Video can be understood as a 2D view of a scene carved into a sequence of slices or frames. These frames are implicitly sampled at a known, regular time interval, and are intended to be played back at a certain number of frames/sec by a display device. However, if they are played back (rendered) at a faster rate, then the action appears faster, but that is a playback artifact, not a property of the video sequence itself.
Motion-Compensated FRC is the process whereby a sequence of input frames is used to generate a new sequence of output frames, but with a different time interval between the output frames compared to the input frames. As a consequence, if a point in time of a desired converted frame does not lie exactly at an input frame time, then a new frame (that never existed in the input sequence) needs to be generated to correspond to that time instant.

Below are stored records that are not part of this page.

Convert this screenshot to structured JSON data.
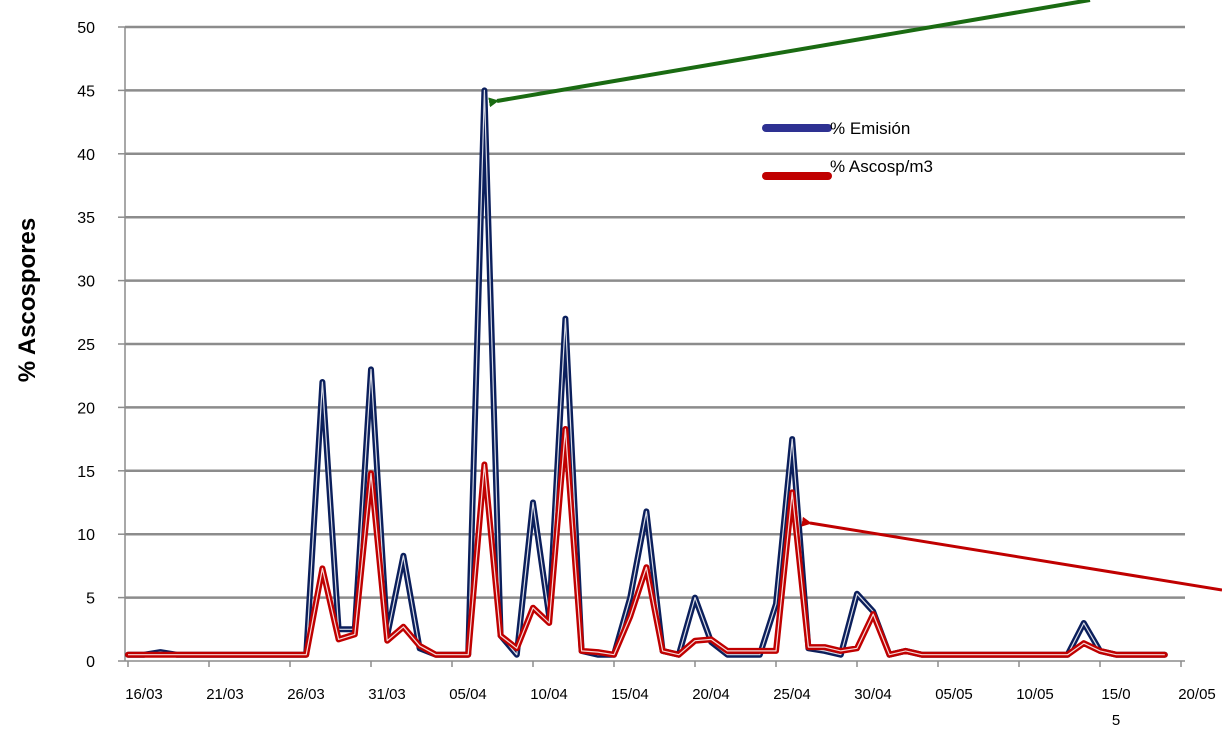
{
  "chart_data": {
    "type": "line",
    "ylabel": "% Ascospores",
    "xlabel": "",
    "ylim": [
      0,
      50
    ],
    "yticks": [
      0,
      5,
      10,
      15,
      20,
      25,
      30,
      35,
      40,
      45,
      50
    ],
    "x_tick_labels": [
      "16/03",
      "21/03",
      "26/03",
      "31/03",
      "05/04",
      "10/04",
      "15/04",
      "20/04",
      "25/04",
      "30/04",
      "05/05",
      "10/05",
      "15/0\n5",
      "20/05"
    ],
    "grid": true,
    "legend_position": "top-right",
    "colors": {
      "emision": "#0b1f5c",
      "ascosp": "#c00000",
      "arrow_green": "#1a6b12",
      "arrow_red": "#c00000",
      "grid": "#8c8c8c",
      "legend_emision": "#2e3192"
    },
    "series": [
      {
        "name": "% Emisión",
        "color": "#0b1f5c",
        "points": [
          [
            0,
            0.5
          ],
          [
            1,
            0.5
          ],
          [
            2,
            0.7
          ],
          [
            3,
            0.5
          ],
          [
            4,
            0.5
          ],
          [
            5,
            0.5
          ],
          [
            6,
            0.5
          ],
          [
            7,
            0.5
          ],
          [
            8,
            0.5
          ],
          [
            9,
            0.5
          ],
          [
            10,
            0.5
          ],
          [
            11,
            0.5
          ],
          [
            12,
            22
          ],
          [
            13,
            2.5
          ],
          [
            14,
            2.5
          ],
          [
            15,
            23
          ],
          [
            16,
            2
          ],
          [
            17,
            8.3
          ],
          [
            18,
            1
          ],
          [
            19,
            0.5
          ],
          [
            20,
            0.5
          ],
          [
            21,
            0.5
          ],
          [
            22,
            45
          ],
          [
            23,
            2
          ],
          [
            24,
            0.5
          ],
          [
            25,
            12.5
          ],
          [
            26,
            3.5
          ],
          [
            27,
            27
          ],
          [
            28,
            0.8
          ],
          [
            29,
            0.5
          ],
          [
            30,
            0.5
          ],
          [
            31,
            5
          ],
          [
            32,
            11.8
          ],
          [
            33,
            0.8
          ],
          [
            34,
            0.5
          ],
          [
            35,
            5
          ],
          [
            36,
            1.5
          ],
          [
            37,
            0.5
          ],
          [
            38,
            0.5
          ],
          [
            39,
            0.5
          ],
          [
            40,
            4.5
          ],
          [
            41,
            17.5
          ],
          [
            42,
            1
          ],
          [
            43,
            0.8
          ],
          [
            44,
            0.5
          ],
          [
            45,
            5.3
          ],
          [
            46,
            3.9
          ],
          [
            47,
            0.5
          ],
          [
            48,
            0.8
          ],
          [
            49,
            0.5
          ],
          [
            50,
            0.5
          ],
          [
            51,
            0.5
          ],
          [
            52,
            0.5
          ],
          [
            53,
            0.5
          ],
          [
            54,
            0.5
          ],
          [
            55,
            0.5
          ],
          [
            56,
            0.5
          ],
          [
            57,
            0.5
          ],
          [
            58,
            0.5
          ],
          [
            59,
            3
          ],
          [
            60,
            0.8
          ],
          [
            61,
            0.5
          ],
          [
            62,
            0.5
          ],
          [
            63,
            0.5
          ],
          [
            64,
            0.5
          ]
        ]
      },
      {
        "name": "% Ascosp/m3",
        "color": "#c00000",
        "points": [
          [
            0,
            0.5
          ],
          [
            1,
            0.5
          ],
          [
            2,
            0.5
          ],
          [
            3,
            0.5
          ],
          [
            4,
            0.5
          ],
          [
            5,
            0.5
          ],
          [
            6,
            0.5
          ],
          [
            7,
            0.5
          ],
          [
            8,
            0.5
          ],
          [
            9,
            0.5
          ],
          [
            10,
            0.5
          ],
          [
            11,
            0.5
          ],
          [
            12,
            7.3
          ],
          [
            13,
            1.7
          ],
          [
            14,
            2.1
          ],
          [
            15,
            14.8
          ],
          [
            16,
            1.6
          ],
          [
            17,
            2.7
          ],
          [
            18,
            1.2
          ],
          [
            19,
            0.5
          ],
          [
            20,
            0.5
          ],
          [
            21,
            0.5
          ],
          [
            22,
            15.5
          ],
          [
            23,
            2
          ],
          [
            24,
            1
          ],
          [
            25,
            4.2
          ],
          [
            26,
            3
          ],
          [
            27,
            18.3
          ],
          [
            28,
            0.8
          ],
          [
            29,
            0.7
          ],
          [
            30,
            0.5
          ],
          [
            31,
            3.5
          ],
          [
            32,
            7.4
          ],
          [
            33,
            0.8
          ],
          [
            34,
            0.5
          ],
          [
            35,
            1.6
          ],
          [
            36,
            1.7
          ],
          [
            37,
            0.8
          ],
          [
            38,
            0.8
          ],
          [
            39,
            0.8
          ],
          [
            40,
            0.8
          ],
          [
            41,
            13.3
          ],
          [
            42,
            1.1
          ],
          [
            43,
            1.1
          ],
          [
            44,
            0.8
          ],
          [
            45,
            1
          ],
          [
            46,
            3.7
          ],
          [
            47,
            0.5
          ],
          [
            48,
            0.8
          ],
          [
            49,
            0.5
          ],
          [
            50,
            0.5
          ],
          [
            51,
            0.5
          ],
          [
            52,
            0.5
          ],
          [
            53,
            0.5
          ],
          [
            54,
            0.5
          ],
          [
            55,
            0.5
          ],
          [
            56,
            0.5
          ],
          [
            57,
            0.5
          ],
          [
            58,
            0.5
          ],
          [
            59,
            1.4
          ],
          [
            60,
            0.8
          ],
          [
            61,
            0.5
          ],
          [
            62,
            0.5
          ],
          [
            63,
            0.5
          ],
          [
            64,
            0.5
          ]
        ]
      }
    ]
  }
}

Objects may have moved from the input frame immediately prior to that time to the input frame immediately following it. Therefore the new frame has to be reconstructed by interpolating where those objects would have appeared had the camera sampled at that same time instant. This process is called Motion Compensated Frame Interpolation (MCFI). This type of interpolation requires true frame-to-frame motion estimation on each pixel in the image, so it is very compute-intensive. The isovideo
Legato/Viarte converter uses MCFI right down to each individual pixel, giving very high quality on complex motion scenes. To be able to do this in realtime, it uses GPU acceleration to perform the computational "heavy lifting".
MCFRC can mitigate an impairment called
motion judder on playback,
which is often caused by a mismatch between the rendered rate sent to the display,
and the display refresh rate. Most playback systems know the display refresh rate,
so when asked to present a sequence at some other rate, they will automatically
duplicate or drop entire input frames (as appropriate) in order to get the desired average displayed frame rate.

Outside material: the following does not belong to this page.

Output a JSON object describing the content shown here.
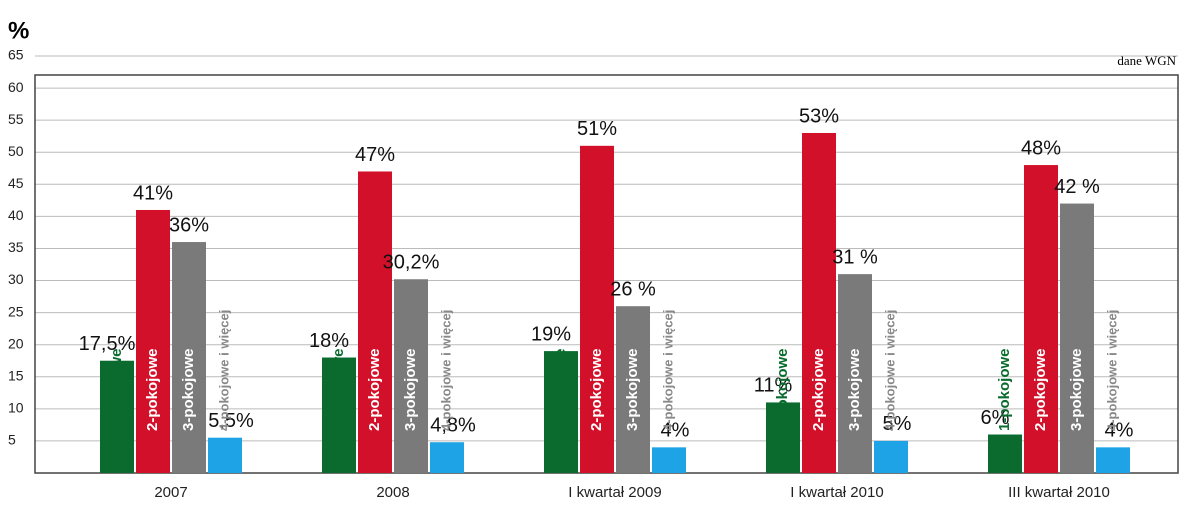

A repeated pattern of duplicating or dropping frames is called a playback cadence.
Playback cadence patterns can have repeat frequencies that lie within a sensitive region of our
vision system (about 2Hz to 20Hz), leading to bad visual artifacts.
True frame-rate converters allow the input frame rate to be converted to the display rate,
so playback cadences are no longer required. Frame-rate conversion may introduce
more playback impairments than benefits, so choose your FRC system wisely!
For example, a common problem is displaying 24 FPS sources (e.g. film) on 60 Hz refresh rate progressive display devices. Display systems will replicate frames in an alternating 2:3 cadence (also called a 3:2 pulldown, for historical reasons). Essentially an input frame is shown three times on the display, and then the next input frame is shown twice, and then the pattern is repeated as a cadence. The average number of times each input frame is displayed, as expected, is (3+2)/2 = 2.5 = 60/24. Judder impairments are more visible for large-area motion (e.g. a camera pan) in your field of view.